Again LFM2-VL-3B is able to fit the data better than the other two models. When you look at its evaluation loss curve, you can see that it is stricly decreasing, meaning the model is learning epoch by epoch and still has not gotten to the point of overfitting.

The following table shows the evaluation loss at different checkpoints during fine-tuning:

CheckpointTrain LossEval Loss
1005.825.46
2000.160.20
3000.070.10
5000.030.03
10000.0080.005

What is overfitting?

Overfitting is when a model learns the noise in the training data, and does not generalize to the test set. In other words, the training loss is decreasing, but the evaluation loss is increasing.

At this point, we can conclude that LFM2-VL-3B is the most promising model for our use case.
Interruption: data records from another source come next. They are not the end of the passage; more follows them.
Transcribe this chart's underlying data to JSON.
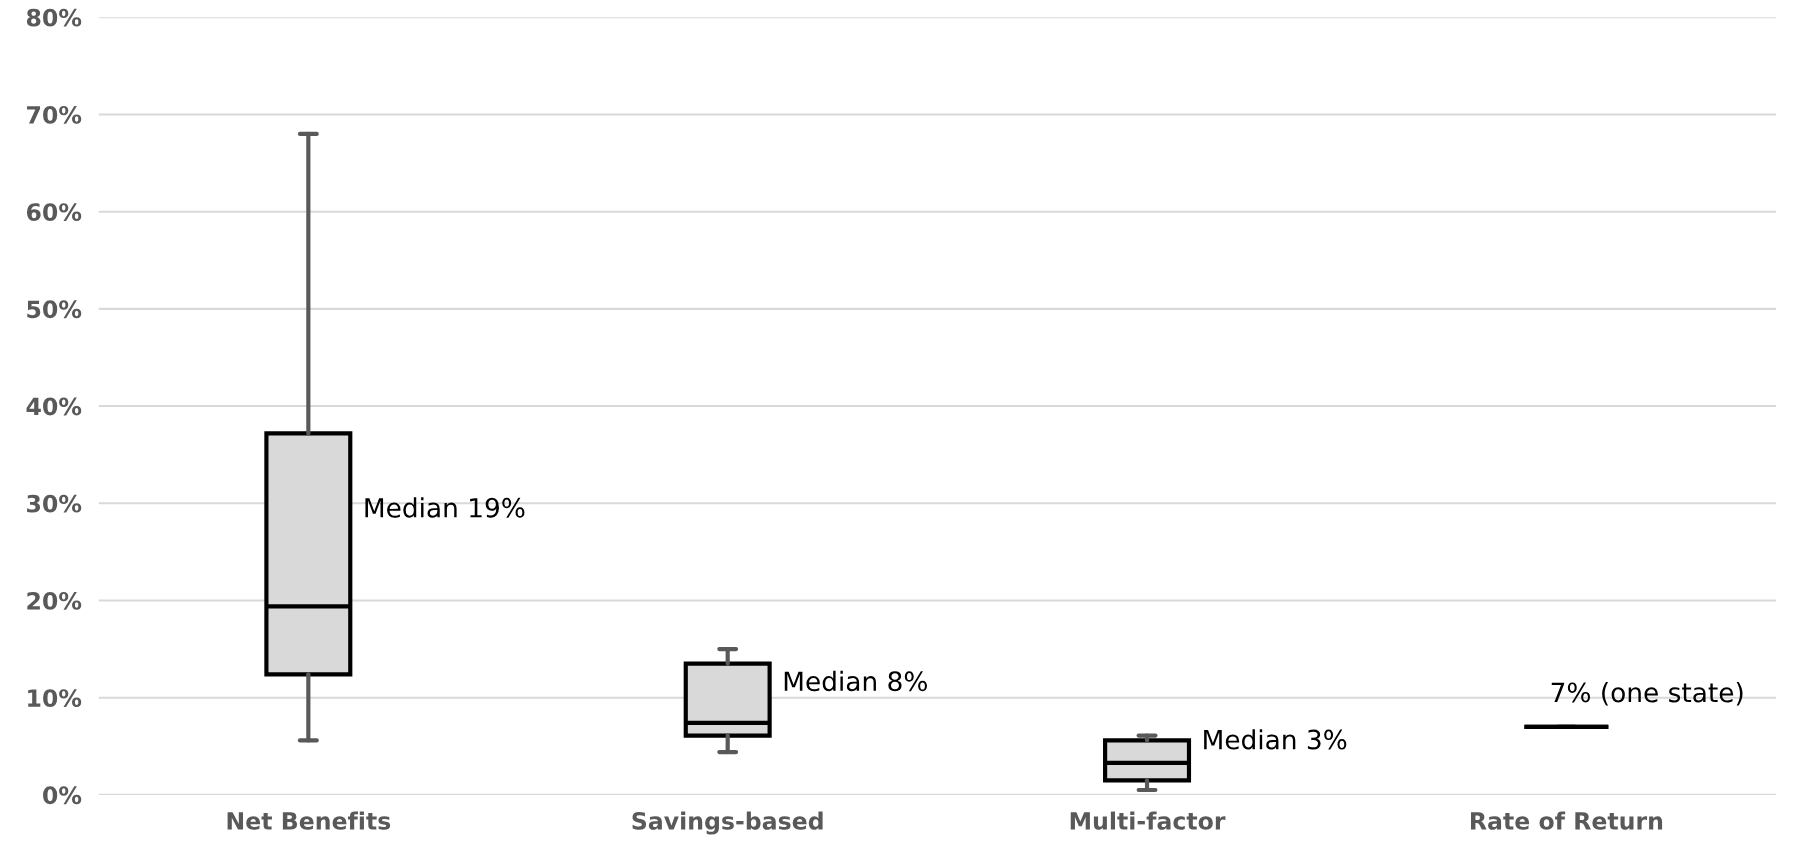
{
  "chart_data": {
    "type": "box",
    "categories": [
      "Net Benefits",
      "Savings-based",
      "Multi-factor",
      "Rate of Return"
    ],
    "boxes": [
      {
        "low": 5.6,
        "q1": 12.4,
        "median": 19.4,
        "q3": 37.2,
        "high": 68
      },
      {
        "low": 4.4,
        "q1": 6.1,
        "median": 7.4,
        "q3": 13.5,
        "high": 15
      },
      {
        "low": 0.5,
        "q1": 1.5,
        "median": 3.3,
        "q3": 5.6,
        "high": 6.1
      },
      {
        "low": 7,
        "q1": 7,
        "median": 7,
        "q3": 7,
        "high": 7
      }
    ],
    "colors": [
      "#d9d9d9",
      "#d9d9d9",
      "#d9d9d9",
      "#000000"
    ],
    "ylim": [
      0,
      80
    ],
    "yticks": [
      {
        "value": 0,
        "label": "0%"
      },
      {
        "value": 10,
        "label": "10%"
      },
      {
        "value": 20,
        "label": "20%"
      },
      {
        "value": 30,
        "label": "30%"
      },
      {
        "value": 40,
        "label": "40%"
      },
      {
        "value": 50,
        "label": "50%"
      },
      {
        "value": 60,
        "label": "60%"
      },
      {
        "value": 70,
        "label": "70%"
      },
      {
        "value": 80,
        "label": "80%"
      }
    ],
    "grid": "y",
    "annotations": [
      "Median 19%",
      "Median 8%",
      "Median 3%",
      "7% (one state)"
    ]
  }
}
However, we still need to check its actual performance on the test set.

So, let's go back to the evaluation step.

Evaluate the fine-tuned model on the test set

To evaluate the fine-tuned model, we will use the evaluate.py script again, but this time we will use the last model checkpoint.

make evaluate config=eval_lfm_3B_checkpoint_1000.yaml

Fine-tuned Model Results

CheckpointAccuracy
Base Model (LFM2-VL-3B)81%
checkpoint-100082%

The confusion matrix for the fine-tuned model is the following:

What's next?

In this example we showed you the main steps to fine-tune a Vision Language Model for an image identification tasks.

As we said before, the quality of your final model directly depends on the quality of the dataset used for the fine-tuning.

To improve the dataset quality you can:

  • Increase quality by filtering out heavily cropped, occluded, or low-quality images where the brand isn't clearly identifiable
  • Increase diversity by doing data augmentation on the least represented classes.